The story featured a lot of fantastic element, witches and prophecies among others, and they kind of flooded the story more than the water did. I wish it had been more focused on a few elements rather than bringing in so many.
It does feature quite a few quot worthy parts that are just beautiful and heart-achingly true:
“Letting go of someone you loved wasn’t hard. There was no word for what it was, because even if you didn’t let them go they were still gone.” pp.21
In the end, what kept me reading through this book was Lauren Kate’s simplistic writing style. Her style of writing is easy to read, which again makes her books very quick reads. In the future I will keep checking out Lauren Kate’s books, but I do not think I will venture into more books in the Teardrop-series.
Series: The Thorn Chronicles #1
Author: Kimberly Loth
Publisher: Independent (CreateSpace)
Publishing date: May 1st, 2914
Purchase Link: Amazon.co.cuk
Synopsis: Trapped in a dark cult, sixteen-year-old Naomi Aren has lived a quiet, albeit unhappy, life nestled deep in the hills of the Ozarks. With uncut hair, denim skirts, and only roses for friends, Naomi seldom questions why her life is different from other kids at school. Until the day her abusive father, who is also the cult’s leader, announces her wedding. Naomi must marry Dwayne Yerdin, a bully who reeks of sweat and manure and is the only one person who scares her worse than her father. Then she meets Kai, the mysterious boy who brings her exotic new roses and stolen midnight kisses.
I did have mixed expectations for this book. Whenever a book deals with cult life and takes up the theme of cults in our modern society I am always hesitant to pick up the book. The first few chapters were slow and the world was not properly established, in a way that imposed Naomi’s confusion on to the reader. It could be a good or a bad thing, and at certain points I was tempted to put the book down.

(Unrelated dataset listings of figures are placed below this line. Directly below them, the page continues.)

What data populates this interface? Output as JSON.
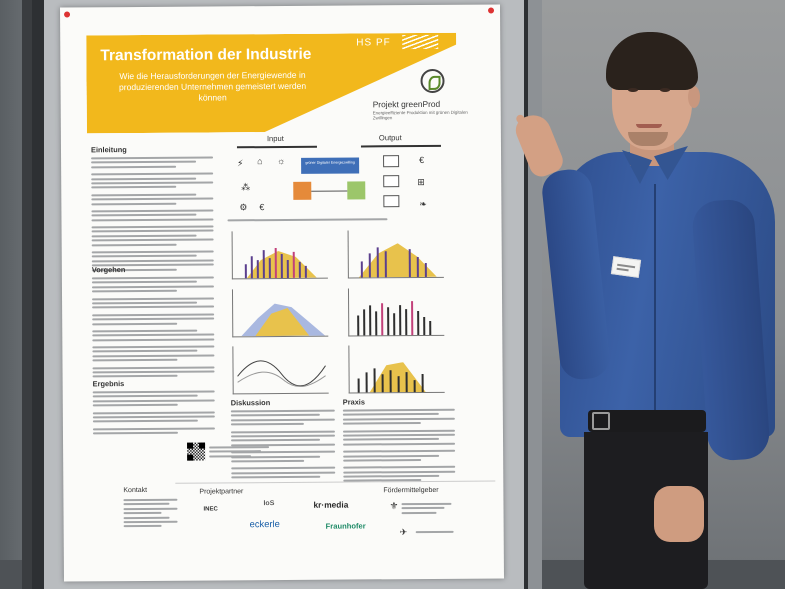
{
  "poster": {
    "institution": "HS PF",
    "title": "Transformation der Industrie",
    "subtitle": "Wie die Herausforderungen der Energiewende in produzierenden Unternehmen gemeistert werden können",
    "project_title": "Projekt greenProd",
    "project_sub": "Energieeffiziente Produktion mit grünen Digitalen Zwillingen",
    "sections": {
      "einleitung": "Einleitung",
      "vorgehen": "Vorgehen",
      "ergebnis": "Ergebnis",
      "diskussion": "Diskussion",
      "praxis": "Praxis"
    },
    "diagram": {
      "input": "Input",
      "output": "Output",
      "center_label": "grüner Digitaler Energiezwilling"
    },
    "footer": {
      "kontakt": "Kontakt",
      "projektpartner": "Projektpartner",
      "foerdermittelgeber": "Fördermittelgeber",
      "partners": [
        "IoS",
        "kr·media",
        "INEC",
        "eckerle",
        "Fraunhofer"
      ]
    },
    "colors": {
      "banner": "#f2b81c",
      "diagram_blue": "#3f6fb8",
      "diagram_orange": "#e58a3a",
      "diagram_green": "#9cc66a",
      "chart_purple": "#5b3f8e",
      "chart_yellow": "#e8c24c"
    }
  }
}
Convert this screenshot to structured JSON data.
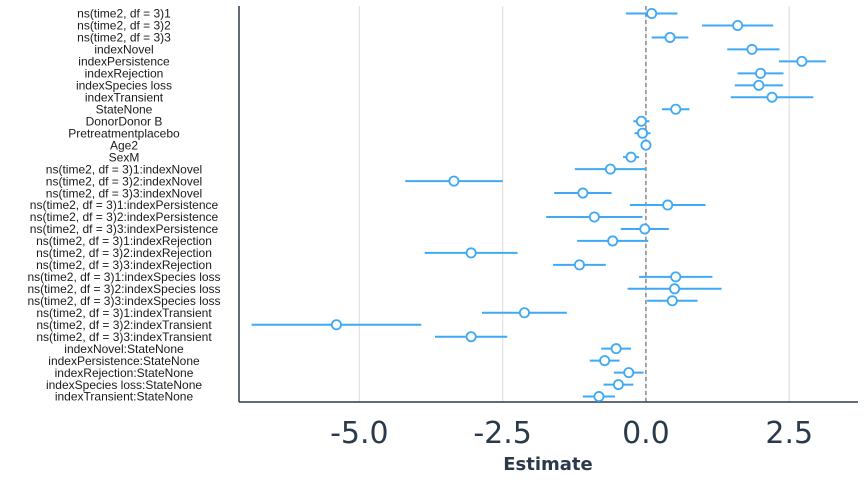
{
  "chart_data": {
    "type": "scatter",
    "subtype": "coefficient-plot",
    "title": "",
    "xlabel": "Estimate",
    "ylabel": "",
    "xlim": [
      -7.1,
      3.7
    ],
    "xticks": [
      -5.0,
      -2.5,
      0.0,
      2.5
    ],
    "xtick_labels": [
      "-5.0",
      "-2.5",
      "0.0",
      "2.5"
    ],
    "reference_line_x": 0,
    "grid": "vertical-major",
    "colors": {
      "point": "#3fa9f5",
      "axis": "#2b3a4a",
      "grid": "#e3e3e3",
      "refline": "#555555"
    },
    "terms": [
      {
        "label": "ns(time2, df = 3)1",
        "estimate": 0.1,
        "low": -0.35,
        "high": 0.55
      },
      {
        "label": "ns(time2, df = 3)2",
        "estimate": 1.6,
        "low": 0.98,
        "high": 2.22
      },
      {
        "label": "ns(time2, df = 3)3",
        "estimate": 0.42,
        "low": 0.1,
        "high": 0.74
      },
      {
        "label": "indexNovel",
        "estimate": 1.85,
        "low": 1.42,
        "high": 2.33
      },
      {
        "label": "indexPersistence",
        "estimate": 2.72,
        "low": 2.32,
        "high": 3.14
      },
      {
        "label": "indexRejection",
        "estimate": 2.0,
        "low": 1.6,
        "high": 2.4
      },
      {
        "label": "indexSpecies loss",
        "estimate": 1.97,
        "low": 1.55,
        "high": 2.39
      },
      {
        "label": "indexTransient",
        "estimate": 2.2,
        "low": 1.48,
        "high": 2.92
      },
      {
        "label": "StateNone",
        "estimate": 0.52,
        "low": 0.28,
        "high": 0.76
      },
      {
        "label": "DonorDonor B",
        "estimate": -0.08,
        "low": -0.22,
        "high": 0.06
      },
      {
        "label": "Pretreatmentplacebo",
        "estimate": -0.06,
        "low": -0.2,
        "high": 0.08
      },
      {
        "label": "Age2",
        "estimate": 0.0,
        "low": -0.02,
        "high": 0.02
      },
      {
        "label": "SexM",
        "estimate": -0.26,
        "low": -0.4,
        "high": -0.12
      },
      {
        "label": "ns(time2, df = 3)1:indexNovel",
        "estimate": -0.62,
        "low": -1.24,
        "high": 0.0
      },
      {
        "label": "ns(time2, df = 3)2:indexNovel",
        "estimate": -3.35,
        "low": -4.2,
        "high": -2.5
      },
      {
        "label": "ns(time2, df = 3)3:indexNovel",
        "estimate": -1.1,
        "low": -1.6,
        "high": -0.6
      },
      {
        "label": "ns(time2, df = 3)1:indexPersistence",
        "estimate": 0.38,
        "low": -0.28,
        "high": 1.04
      },
      {
        "label": "ns(time2, df = 3)2:indexPersistence",
        "estimate": -0.9,
        "low": -1.74,
        "high": -0.06
      },
      {
        "label": "ns(time2, df = 3)3:indexPersistence",
        "estimate": -0.02,
        "low": -0.44,
        "high": 0.4
      },
      {
        "label": "ns(time2, df = 3)1:indexRejection",
        "estimate": -0.58,
        "low": -1.2,
        "high": 0.04
      },
      {
        "label": "ns(time2, df = 3)2:indexRejection",
        "estimate": -3.05,
        "low": -3.86,
        "high": -2.24
      },
      {
        "label": "ns(time2, df = 3)3:indexRejection",
        "estimate": -1.16,
        "low": -1.62,
        "high": -0.7
      },
      {
        "label": "ns(time2, df = 3)1:indexSpecies loss",
        "estimate": 0.52,
        "low": -0.12,
        "high": 1.16
      },
      {
        "label": "ns(time2, df = 3)2:indexSpecies loss",
        "estimate": 0.5,
        "low": -0.32,
        "high": 1.32
      },
      {
        "label": "ns(time2, df = 3)3:indexSpecies loss",
        "estimate": 0.46,
        "low": 0.02,
        "high": 0.9
      },
      {
        "label": "ns(time2, df = 3)1:indexTransient",
        "estimate": -2.12,
        "low": -2.86,
        "high": -1.38
      },
      {
        "label": "ns(time2, df = 3)2:indexTransient",
        "estimate": -5.4,
        "low": -6.88,
        "high": -3.92
      },
      {
        "label": "ns(time2, df = 3)3:indexTransient",
        "estimate": -3.05,
        "low": -3.68,
        "high": -2.42
      },
      {
        "label": "indexNovel:StateNone",
        "estimate": -0.52,
        "low": -0.78,
        "high": -0.26
      },
      {
        "label": "indexPersistence:StateNone",
        "estimate": -0.72,
        "low": -0.98,
        "high": -0.46
      },
      {
        "label": "indexRejection:StateNone",
        "estimate": -0.3,
        "low": -0.56,
        "high": -0.04
      },
      {
        "label": "indexSpecies loss:StateNone",
        "estimate": -0.48,
        "low": -0.74,
        "high": -0.22
      },
      {
        "label": "indexTransient:StateNone",
        "estimate": -0.82,
        "low": -1.1,
        "high": -0.54
      }
    ]
  }
}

What kept me reading was the small snippets at the beginning of each chapter. A retrospective Naomi described each following chapter through the use of roses. It was done in a very beautiful and poetic way. They indulged my interest long enough for the plot to dawn and for Naomi to grow on me so that I stuck with the book to the very end.
After reading about 25% of the book, the story starts to make sense, and the red thread is visible leading the reader to pick up the pieces of the puzzle. Sometime’s Naomi is a bit slow to piece things together, but that helps to give her a more humane quality. She makes mistakes.
Through I am not completely sold on the love triangle (personally I do not like love triangles). Her love for Kai seems to be more an overreacting to a damsel in distress scenario, while her compassion for Puck seems more sentience and is much better developed. And honestly, Puck seems to have her best interests in mind too.
Ruth was a character I appreciated, and -SPOILER ALLERT– because of her death I wish that she had a bigger significance. A well-timed death is something I always appreciate, but Ruth’s death seems a bit in vain, it didn’t have enough flare around it. SPOILER DONE.
While reading the book I tried to anticipate the end, and I thought I had it all figured out, but then plot twist. The small twist towards the end was a pleasant surprise I appreciated very much. In retrospect it gave the whole story a kind of edge it needed. One more thing I appreciated very much; the book did not end on a cliffhanger, it could very well stand as a standalone book: well done!